No longer do they stay late to keep food on the table or provide a humane living space for their families. They are not (for the most part) trying to provide for the health or well-being of their fellow man. The fact is that many who are praised for their self-sacrificing hard work are working mostly for themselves.
Their schedules are catalogs of self-control. No fluff, no daily indulgences. But the reasons behind those schedules are grotesque images of consumptive indulgence. They work because they want – houses, cars, women, men, power, status, comfort, luxury, service; more. Long ago in more formative years these desires sprouted in their minds. Family and society could have trimmed and tempered them, but did not. Likely they encouraged and coaxed them, misguided though that may be. These young ones in whom the desires took root had the opportunity to control them, focus them, take the best of them and leave the chaff, but they did not.
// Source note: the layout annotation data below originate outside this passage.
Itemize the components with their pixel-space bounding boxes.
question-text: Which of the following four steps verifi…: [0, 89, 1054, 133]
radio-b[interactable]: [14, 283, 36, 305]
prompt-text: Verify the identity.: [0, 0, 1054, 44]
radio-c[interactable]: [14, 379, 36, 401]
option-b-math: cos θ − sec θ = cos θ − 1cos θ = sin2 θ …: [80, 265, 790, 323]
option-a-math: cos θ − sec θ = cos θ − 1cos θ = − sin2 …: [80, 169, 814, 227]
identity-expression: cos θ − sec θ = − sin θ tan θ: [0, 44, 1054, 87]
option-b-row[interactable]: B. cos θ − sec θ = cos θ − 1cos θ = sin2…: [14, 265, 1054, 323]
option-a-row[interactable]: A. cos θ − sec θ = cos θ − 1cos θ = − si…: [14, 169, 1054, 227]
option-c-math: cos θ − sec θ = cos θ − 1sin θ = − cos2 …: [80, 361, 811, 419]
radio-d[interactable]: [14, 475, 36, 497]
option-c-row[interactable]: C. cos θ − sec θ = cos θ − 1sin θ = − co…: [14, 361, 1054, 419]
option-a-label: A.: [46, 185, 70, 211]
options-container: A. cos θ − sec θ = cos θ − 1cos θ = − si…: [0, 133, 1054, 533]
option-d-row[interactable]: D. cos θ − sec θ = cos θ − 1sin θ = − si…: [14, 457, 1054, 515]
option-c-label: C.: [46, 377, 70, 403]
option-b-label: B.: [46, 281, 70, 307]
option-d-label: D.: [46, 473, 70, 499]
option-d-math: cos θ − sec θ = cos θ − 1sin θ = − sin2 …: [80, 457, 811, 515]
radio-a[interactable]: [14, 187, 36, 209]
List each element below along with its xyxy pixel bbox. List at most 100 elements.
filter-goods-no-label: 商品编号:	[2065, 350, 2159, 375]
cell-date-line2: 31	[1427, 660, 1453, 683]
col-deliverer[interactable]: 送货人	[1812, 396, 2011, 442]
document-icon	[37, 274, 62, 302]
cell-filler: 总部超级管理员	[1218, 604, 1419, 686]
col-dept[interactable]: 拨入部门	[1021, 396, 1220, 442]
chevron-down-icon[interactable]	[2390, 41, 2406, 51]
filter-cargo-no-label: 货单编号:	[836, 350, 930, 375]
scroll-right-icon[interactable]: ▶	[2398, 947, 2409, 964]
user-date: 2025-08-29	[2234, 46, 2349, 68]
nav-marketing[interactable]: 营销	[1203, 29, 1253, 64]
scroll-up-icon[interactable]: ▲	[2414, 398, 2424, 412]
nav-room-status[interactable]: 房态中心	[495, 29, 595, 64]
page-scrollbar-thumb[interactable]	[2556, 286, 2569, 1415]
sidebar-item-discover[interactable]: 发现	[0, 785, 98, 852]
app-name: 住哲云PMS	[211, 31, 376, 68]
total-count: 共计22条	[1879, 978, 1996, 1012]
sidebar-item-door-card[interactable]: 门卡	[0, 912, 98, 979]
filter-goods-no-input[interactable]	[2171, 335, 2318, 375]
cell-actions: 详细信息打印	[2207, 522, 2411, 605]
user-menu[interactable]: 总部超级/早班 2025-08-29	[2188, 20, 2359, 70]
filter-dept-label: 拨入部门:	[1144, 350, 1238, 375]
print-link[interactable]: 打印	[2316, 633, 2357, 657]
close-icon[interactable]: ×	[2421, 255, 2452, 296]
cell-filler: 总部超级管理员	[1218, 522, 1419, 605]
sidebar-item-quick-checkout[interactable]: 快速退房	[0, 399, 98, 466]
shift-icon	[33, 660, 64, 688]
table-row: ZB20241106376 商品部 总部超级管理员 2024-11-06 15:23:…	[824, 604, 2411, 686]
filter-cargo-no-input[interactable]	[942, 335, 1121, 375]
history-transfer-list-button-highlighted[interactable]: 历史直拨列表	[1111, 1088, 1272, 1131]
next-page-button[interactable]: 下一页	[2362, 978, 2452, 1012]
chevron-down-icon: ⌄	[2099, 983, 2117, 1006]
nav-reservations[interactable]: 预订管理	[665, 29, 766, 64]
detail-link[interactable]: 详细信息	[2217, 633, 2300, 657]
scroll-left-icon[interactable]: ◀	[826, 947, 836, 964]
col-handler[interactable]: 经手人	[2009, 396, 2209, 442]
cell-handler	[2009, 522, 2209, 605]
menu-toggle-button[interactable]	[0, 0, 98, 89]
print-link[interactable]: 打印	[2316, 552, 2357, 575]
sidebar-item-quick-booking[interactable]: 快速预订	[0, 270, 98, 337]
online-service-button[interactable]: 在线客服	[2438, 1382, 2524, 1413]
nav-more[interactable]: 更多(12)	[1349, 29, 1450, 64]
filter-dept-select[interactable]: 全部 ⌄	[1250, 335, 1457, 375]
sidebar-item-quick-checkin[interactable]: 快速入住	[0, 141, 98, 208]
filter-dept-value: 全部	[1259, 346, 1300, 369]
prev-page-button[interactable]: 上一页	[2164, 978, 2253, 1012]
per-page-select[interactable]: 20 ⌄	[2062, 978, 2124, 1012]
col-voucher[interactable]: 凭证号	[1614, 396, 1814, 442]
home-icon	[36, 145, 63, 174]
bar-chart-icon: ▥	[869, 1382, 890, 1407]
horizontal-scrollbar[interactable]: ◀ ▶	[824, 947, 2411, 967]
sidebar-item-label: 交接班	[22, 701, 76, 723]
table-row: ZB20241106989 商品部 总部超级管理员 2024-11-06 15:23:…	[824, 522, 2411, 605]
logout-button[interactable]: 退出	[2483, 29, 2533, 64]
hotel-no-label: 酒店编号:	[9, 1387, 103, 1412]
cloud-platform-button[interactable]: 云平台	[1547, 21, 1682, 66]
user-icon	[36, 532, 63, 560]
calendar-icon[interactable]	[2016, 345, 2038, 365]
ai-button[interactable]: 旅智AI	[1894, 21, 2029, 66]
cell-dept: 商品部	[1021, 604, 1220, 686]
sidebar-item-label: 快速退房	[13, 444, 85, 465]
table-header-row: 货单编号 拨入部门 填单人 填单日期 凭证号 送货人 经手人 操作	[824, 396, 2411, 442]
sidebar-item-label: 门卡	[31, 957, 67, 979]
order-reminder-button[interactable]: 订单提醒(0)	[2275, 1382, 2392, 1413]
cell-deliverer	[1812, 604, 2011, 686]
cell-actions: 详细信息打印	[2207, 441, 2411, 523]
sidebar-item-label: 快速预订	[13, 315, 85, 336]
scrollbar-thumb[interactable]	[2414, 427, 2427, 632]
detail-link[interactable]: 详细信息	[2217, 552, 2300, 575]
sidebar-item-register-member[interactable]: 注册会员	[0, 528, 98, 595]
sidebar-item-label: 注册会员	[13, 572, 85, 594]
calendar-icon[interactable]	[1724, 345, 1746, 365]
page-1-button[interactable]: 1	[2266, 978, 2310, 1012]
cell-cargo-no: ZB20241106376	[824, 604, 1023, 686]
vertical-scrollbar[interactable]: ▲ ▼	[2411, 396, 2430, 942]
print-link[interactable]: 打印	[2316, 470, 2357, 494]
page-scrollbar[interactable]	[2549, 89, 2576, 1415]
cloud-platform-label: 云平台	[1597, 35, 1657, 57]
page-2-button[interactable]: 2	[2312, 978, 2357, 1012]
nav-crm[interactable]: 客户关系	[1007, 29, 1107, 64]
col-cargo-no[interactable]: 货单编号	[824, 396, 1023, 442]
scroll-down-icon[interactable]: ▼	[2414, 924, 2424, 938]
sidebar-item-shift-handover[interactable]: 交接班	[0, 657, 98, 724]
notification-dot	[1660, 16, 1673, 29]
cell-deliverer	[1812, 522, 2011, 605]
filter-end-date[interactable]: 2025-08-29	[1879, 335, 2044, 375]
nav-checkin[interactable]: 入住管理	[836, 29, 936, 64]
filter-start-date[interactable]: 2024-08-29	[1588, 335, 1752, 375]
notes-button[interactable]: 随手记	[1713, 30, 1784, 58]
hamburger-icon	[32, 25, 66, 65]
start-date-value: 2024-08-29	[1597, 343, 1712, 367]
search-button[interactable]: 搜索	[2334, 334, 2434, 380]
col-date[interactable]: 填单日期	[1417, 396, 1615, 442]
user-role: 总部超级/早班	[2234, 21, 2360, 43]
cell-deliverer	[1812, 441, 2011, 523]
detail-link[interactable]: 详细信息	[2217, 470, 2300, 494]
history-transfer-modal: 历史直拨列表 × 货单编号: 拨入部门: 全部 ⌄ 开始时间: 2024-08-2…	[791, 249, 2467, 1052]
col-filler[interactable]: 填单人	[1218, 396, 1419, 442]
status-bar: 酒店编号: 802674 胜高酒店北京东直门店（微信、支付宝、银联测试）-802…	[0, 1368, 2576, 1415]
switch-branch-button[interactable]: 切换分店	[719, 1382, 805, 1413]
The desires grew.
They eventually took over. Daily has become only the acting out of selfish desires. Hence the hard work and long hours and constant business. They can do no less if they want to fulfill these driving passions. Desires disguised as values have grown into purposes and a life is being carried away ten-hour-day by ten-hour-day. The veneer of self-control is actually an acquiescence to uncontrolled lusts.
And this, my friends, is the ideal. This is the new standard, the bar by which we are measured. No longer are we asked to provide the purposes for which we work, so long as we work hard. No longer are we to assume that life has meaning, and to live it accordingly. Rather we are to live according to… well, you tell me.